Had sauropods survived, they probably would not have kept getting dramatically larger. Instead, they likely would have continued diversifying into different ecological roles at roughly the size range they’d already achieved. Some lineages might have gotten somewhat smaller to exploit new food sources or habitats, a pattern already visible in the fossil record before the extinction.
The Broader Ecosystem Would Have Blocked Mammals
One of the most important implications of a dinosaur-dominated world is what wouldn’t have happened. At the end of the Cretaceous, four major dinosaur groups still occupied North America: armored ankylosaurs, duck-billed hadrosaurs, horned ceratopsians, and tyrannosaurs. While some of these showed modest declines in geographic range over the final millions of years of the Cretaceous, hadrosaurs and tyrannosaurs actually ticked slightly upward right before the asteroid hit. Dinosaurs were not fading away. They were still the dominant large animals on every continent.
With dinosaurs filling virtually every large-bodied ecological niche on land, mammals would have remained small, nocturnal, and marginal, much as they had been for the previous 150 million years. There would have been no opening for primates, no path to apes, and no humans. The entire trajectory of mammalian evolution depended on dinosaurs disappearing first.
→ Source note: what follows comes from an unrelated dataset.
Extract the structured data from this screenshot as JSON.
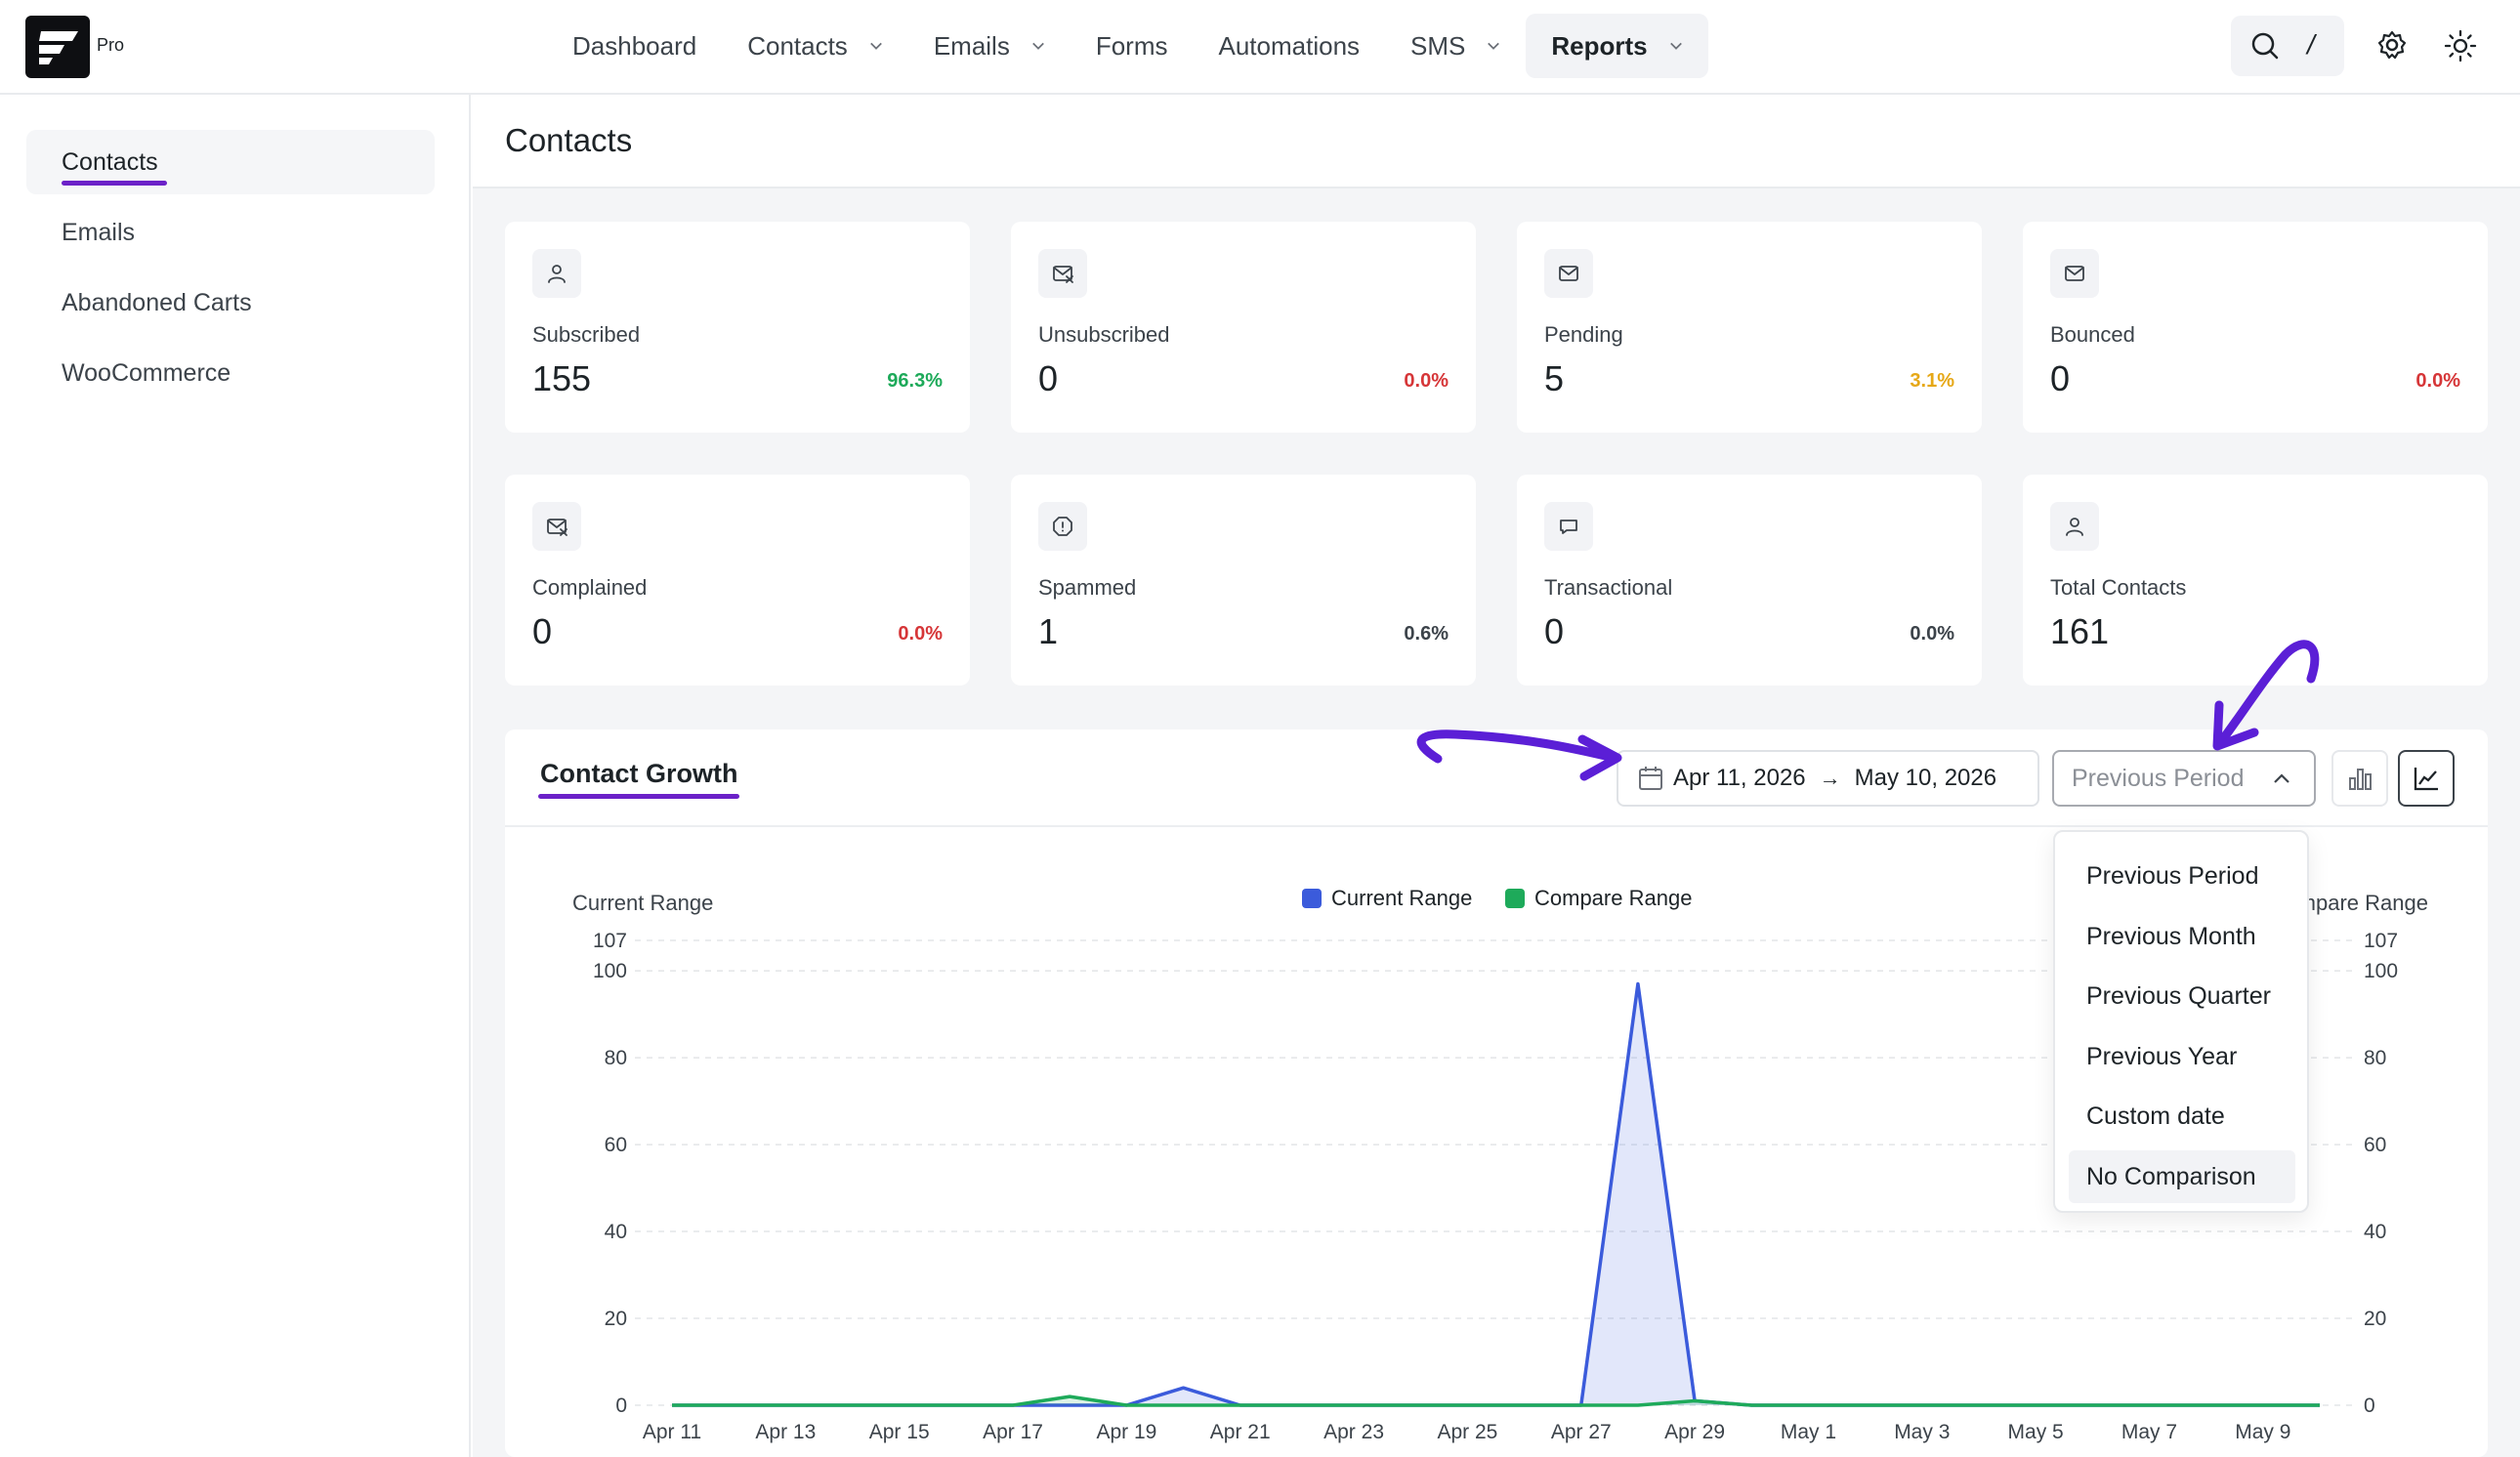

Birds Already Are Evolved Dinosaurs
It’s worth remembering that this thought experiment isn’t entirely hypothetical. One lineage of theropod dinosaurs did survive the extinction: birds. The roughly 10,000 species of birds alive today are living dinosaurs, and they showcase exactly the kind of diversification we might expect from a broader surviving dinosaur fauna. They range from two-gram hummingbirds to 150-kilogram ostriches. Some use tools. Some migrate thousands of miles with pinpoint navigation. Some mimic human speech. Crows can plan for the future and understand cause and effect.
Birds demonstrate that dinosaur evolution doesn’t trend toward humanoid forms. It trends toward feathers, beaks, lightweight skeletons, and extraordinary sensory abilities. Given another 66 million years with the full dinosaur family tree intact, we’d likely see a world of astonishing variety: armored herbivores the size of buses, pack-hunting predators with problem-solving intelligence rivaling today’s smartest birds, and perhaps some lineage that discovered tool use with its clawed, three-fingered hands. But nothing that looked in the mirror and saw a human staring back.